Warren Beatty was once a Hollywood superstar, renowned for both acting and directing, coveted as a striking hot talent with the dimpled chin to put all other chins to shame. I’m sure plenty would recognize him from 1990’s “Dick Tracy,” and those interested in film probably know him as Clyde from 1967’s “Bonnie and Clyde,” or his Oscar-winning 1981 film “Reds.” He’s been around a long time and his name stands as a mark of quality (for older audiences at least; I’m not sure many GSU students would pick him out of crowd.)
After hiding away for a while, he finally returns with a new film, “Rules Don’t Apply.” Unfortunately his long directorial hiatus ends with a disappointment. “Rules Don’t Apply,” the first film he’s directed since 1998’s “Bullworth,” is far from stunning.
It’s 1958 and Marla Mabrey (Lily Collins) is a young Baptist beauty queen who hauls all the way from Virginia to Hollywood with a brand new RKO contract (in those days actors were hired by a studio, not hired per film as they are now.) She’s sweet and lovely but not afraid to make stink when weeks go by without hearing from her new boss, eccentric billionaire Howard Hughes (Beatty).

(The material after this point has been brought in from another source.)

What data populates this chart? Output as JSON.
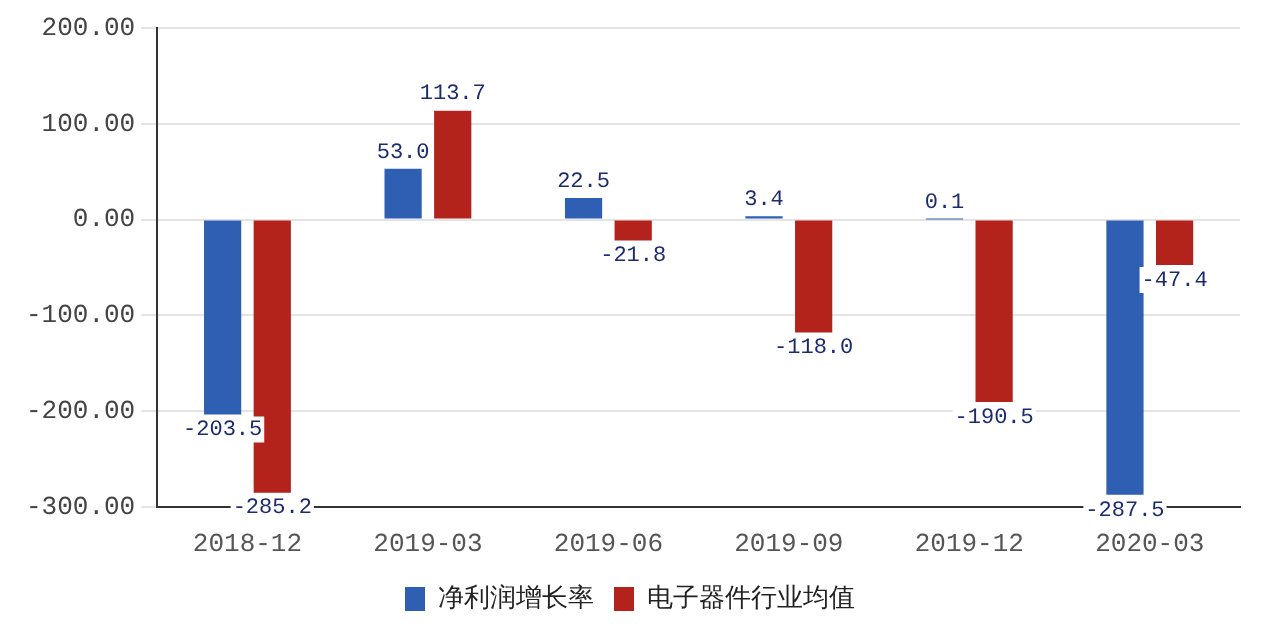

Luckily her driver Frank Forbes (Alden Ehrenreich) is there to comfort and entertain her. They quickly develop a friendship-plus-feelings situation,but both are restricted by their upbringings: Marla’s Baptist sentiments prevent her from kissing anybody, and Frank, a Methodist, is unhappily engaged to a girl he banged once because she believes sex means forever.
Religion is beach-balled all over the place in this film, but not with any interesting insights. In an interview Beatty demonized American puritanism as the film’s main point of tension, and indeed “Rules Don’t Apply” stops short at that lackluster conclusion, “Religion is bad.”

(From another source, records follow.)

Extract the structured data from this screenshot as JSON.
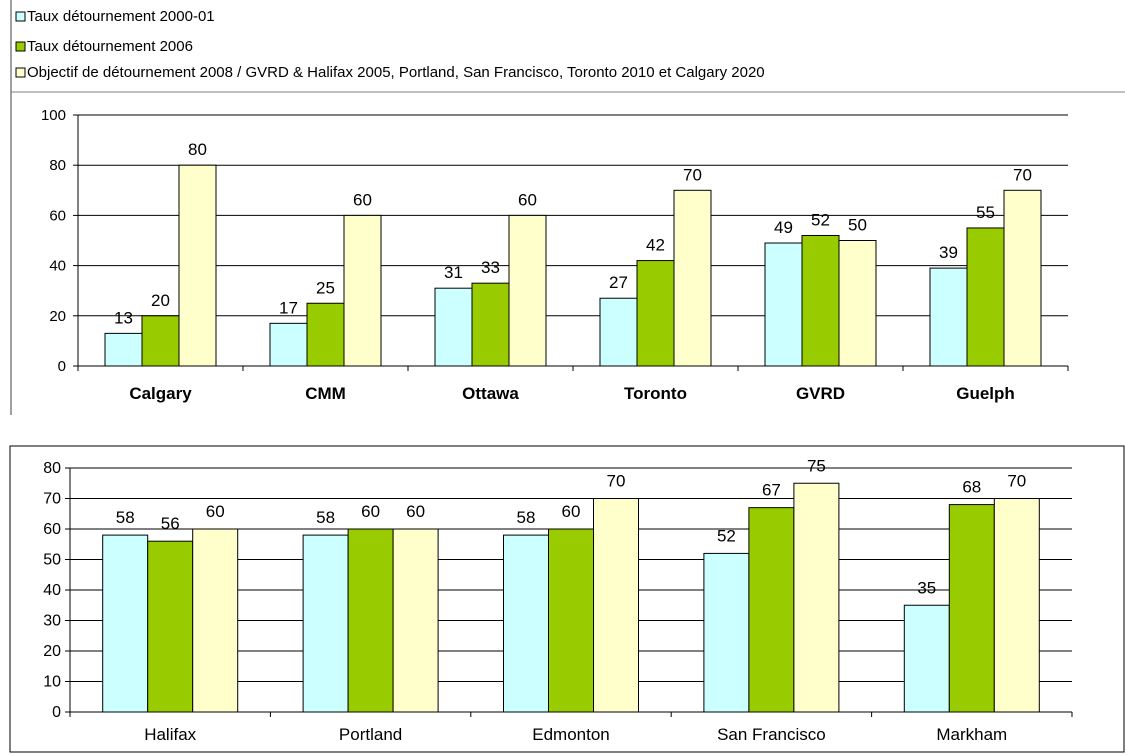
{
  "colors": {
    "series1": "#ccffff",
    "series2": "#99cc00",
    "series3": "#ffffcc",
    "stroke": "#000000",
    "frame": "#808080",
    "grid": "#000000",
    "text": "#000000"
  },
  "legend": {
    "items": [
      {
        "label": "Taux détournement  2000-01",
        "color": "#ccffff"
      },
      {
        "label": "Taux détournement  2006",
        "color": "#99cc00"
      },
      {
        "label": "Objectif de détournement  2008  / GVRD & Halifax 2005, Portland, San Francisco, Toronto 2010 et Calgary 2020",
        "color": "#ffffcc"
      }
    ]
  },
  "chart_data": [
    {
      "type": "bar",
      "categories": [
        "Calgary",
        "CMM",
        "Ottawa",
        "Toronto",
        "GVRD",
        "Guelph"
      ],
      "series": [
        {
          "name": "Taux détournement  2000-01",
          "values": [
            13,
            17,
            31,
            27,
            49,
            39
          ]
        },
        {
          "name": "Taux détournement  2006",
          "values": [
            20,
            25,
            33,
            42,
            52,
            55
          ]
        },
        {
          "name": "Objectif de détournement  2008  / GVRD & Halifax 2005, Portland, San Francisco, Toronto 2010 et Calgary 2020",
          "values": [
            80,
            60,
            60,
            70,
            50,
            70
          ]
        }
      ],
      "yticks": [
        0,
        20,
        40,
        60,
        80,
        100
      ],
      "ylim": [
        0,
        100
      ],
      "grid": true,
      "legend": "top"
    },
    {
      "type": "bar",
      "categories": [
        "Halifax",
        "Portland",
        "Edmonton",
        "San Francisco",
        "Markham"
      ],
      "series": [
        {
          "values": [
            58,
            58,
            58,
            52,
            35
          ]
        },
        {
          "values": [
            56,
            60,
            60,
            67,
            68
          ]
        },
        {
          "values": [
            60,
            60,
            70,
            75,
            70
          ]
        }
      ],
      "yticks": [
        0,
        10,
        20,
        30,
        40,
        50,
        60,
        70,
        80
      ],
      "ylim": [
        0,
        80
      ],
      "grid": true,
      "legend": "none"
    }
  ]
}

Plus, by the end religious sentiment is almost entirely forgotten as the film gets wrapped up in a sudden “gags or nothing” mentality that emerges when Hughes is finally introduced as a central character. The real Howard Hughes is a sad story, but he’s played by Beatty mostly for jokes, with only a handful of scenes pointing to his inner turmoil (thanks in part to some well-crafted shadowy cinematography by Caleb Deschanel.)
This jokey portrayal can be charming and some of the jokes do land– Beatty underscores some weird, dare I say quirky delights, like a hotel lobby filled to the brim with tubs of banana nut ice cream and a midnight burger dinner spent admiring a huge plane– but the film struggles to make any kind of meaningful point.
It strives for grand things: showing the beginnings of 60s feminism, anti-puritanism, exploring Hughes’ neuroses and sadness and the way Marla’s and Frank’s relationship ebbs and flows. But that’s a lot, and when half the movie is devoted to a bland love story (sorry Lily and Alden, I wasn’t feeling it) and the other half privileges jokes over character, well, it’s hard to flesh all those ideas out.
“Rules Don’t Apply” won’t be remembered as a great edition to Warren Beatty’s filmography. Rent it when it comes out for a few bucks and save your money for one of the better love stories in theaters right now.